HABLANDO EN EL DESIERTO

Francisco Bejarano

Símbolos del poder

UNA de las formas más sutiles de mentir, y la más perversa, es contar las cosas a medias. En cualquier manual elemental de antropología se hace referencia a los símbolos del poder para establecer una jerarquía, no por vanidad simple, sino porque la especie humana es jerárquica y se desordena cuando no sabe quien es el jefe. Le pasa un poco como a los perros pero pasando el asunto por la razón. Desde los orígenes del hombre, determinadas funciones dentro del grupo humano se hacían saber por medio de símbolos externos: diademas o plumas en la cabeza, collares, brazaletes, bastones, o escudos y se establecían unas distancias para darle cierto misterio sagrado a la autoridad. Los pueblos primitivos tenían la precaución de elegir jefe al más hábil, astuto y rico, porque era el que defendería el territorio con más eficacia y porque era el que más tenía que perder.

Con el tiempo las etiquetas y protocolos se complican hasta llegar a ser engorrosos y a partir de finales del siglo XVIII, con las revoluciones, se van simplificando, pero no se extinguen. El presidente de la más democrática república actual viste como un ciudadano corriente para dar a entender que es uno más entre sus compatriotas. Puede ser sencillo porque sabe que no lo es. En cuanto hay un ceremonial aparece la guardia vestida de gala, suenan los himnos, ondean las banderas, preside desde un lugar eminente y lleva algún símbolo de su dignidad: un collar, una banda o una condecoración. El instinto humano sabe que es el jefe y acepta de manera natural que se ponga por encima de los demás como primer representante del Estado. Vive en un palacio con una organización interna complicada y allí recibe con pompa a las altas jerarquías que vienen de visita. A nadie le extraña que el acceso al presidente sea difícil.

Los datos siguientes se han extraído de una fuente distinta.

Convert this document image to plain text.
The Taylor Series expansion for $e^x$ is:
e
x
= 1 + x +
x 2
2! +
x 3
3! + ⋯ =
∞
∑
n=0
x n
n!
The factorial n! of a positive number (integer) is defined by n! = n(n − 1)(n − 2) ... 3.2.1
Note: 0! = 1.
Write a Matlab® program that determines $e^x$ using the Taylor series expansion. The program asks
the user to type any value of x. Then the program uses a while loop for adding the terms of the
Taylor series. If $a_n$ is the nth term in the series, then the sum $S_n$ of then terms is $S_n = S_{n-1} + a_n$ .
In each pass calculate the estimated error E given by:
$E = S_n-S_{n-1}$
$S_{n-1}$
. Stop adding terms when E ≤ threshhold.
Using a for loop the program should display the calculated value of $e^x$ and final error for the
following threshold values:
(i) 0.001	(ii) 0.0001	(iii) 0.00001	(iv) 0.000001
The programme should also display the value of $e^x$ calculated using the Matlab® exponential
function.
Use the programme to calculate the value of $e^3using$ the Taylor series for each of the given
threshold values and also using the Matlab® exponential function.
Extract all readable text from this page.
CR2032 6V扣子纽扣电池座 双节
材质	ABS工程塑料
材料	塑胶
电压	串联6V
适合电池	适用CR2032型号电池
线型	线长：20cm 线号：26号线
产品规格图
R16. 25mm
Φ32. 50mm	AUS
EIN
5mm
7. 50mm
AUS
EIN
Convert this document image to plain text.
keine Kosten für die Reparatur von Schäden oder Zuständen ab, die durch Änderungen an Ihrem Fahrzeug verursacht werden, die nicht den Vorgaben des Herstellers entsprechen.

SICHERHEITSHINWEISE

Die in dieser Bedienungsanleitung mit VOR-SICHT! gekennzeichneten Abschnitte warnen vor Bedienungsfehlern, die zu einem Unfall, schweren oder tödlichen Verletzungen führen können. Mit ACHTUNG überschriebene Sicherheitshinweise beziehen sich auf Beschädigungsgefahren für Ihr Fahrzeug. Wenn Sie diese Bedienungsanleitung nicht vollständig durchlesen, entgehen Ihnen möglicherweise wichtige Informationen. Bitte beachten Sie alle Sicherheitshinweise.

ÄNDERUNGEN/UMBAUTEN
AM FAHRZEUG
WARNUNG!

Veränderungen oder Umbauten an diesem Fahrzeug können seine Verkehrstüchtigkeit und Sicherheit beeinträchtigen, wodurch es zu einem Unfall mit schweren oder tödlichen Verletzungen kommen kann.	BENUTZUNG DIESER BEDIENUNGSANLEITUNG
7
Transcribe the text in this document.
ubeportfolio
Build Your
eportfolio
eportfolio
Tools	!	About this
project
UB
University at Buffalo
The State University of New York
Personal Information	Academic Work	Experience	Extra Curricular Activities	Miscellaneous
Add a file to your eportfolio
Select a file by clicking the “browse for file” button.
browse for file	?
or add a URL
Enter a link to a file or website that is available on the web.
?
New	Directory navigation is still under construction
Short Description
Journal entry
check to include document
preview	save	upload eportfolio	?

Bien, pues esto, sabido y aceptado en todas partes, no vale si se trata del Papa o de la Iglesia. Entre las grandes tonterías que se han dicho con motivo de la frustrada visita del Benedicto XVI a la Universidad de la Sapienza, aparte de recordar a Galileo sin interés alguno por saber la verdad sobre Galileo, está el que iba a presentarse vestido de papa, con sus vestiduras bordadas de los pies a la cabeza. Los demagogos contra la Iglesia, además de empeñarse en no estudiar a Galileo, quieren una Iglesia pobre, fea, inculta, sin obras de arte, liturgia, misterio ni sacralidad, sin libertad para transmitir el mensaje cristiano y defender a los débiles del poder político. Una Iglesia así desaparecería pronto. Y de eso es de lo que se trata: criticar su estética y su riqueza no porque los críticos sean buenos y virtuosos, sino porque saben que con ellas la Iglesia es poderosa para persuadir del bien, para llevar a todo el mundo su espíritu de paz y misericordia, para ser popular sin ser vulgar. El poder político teme a la libertad.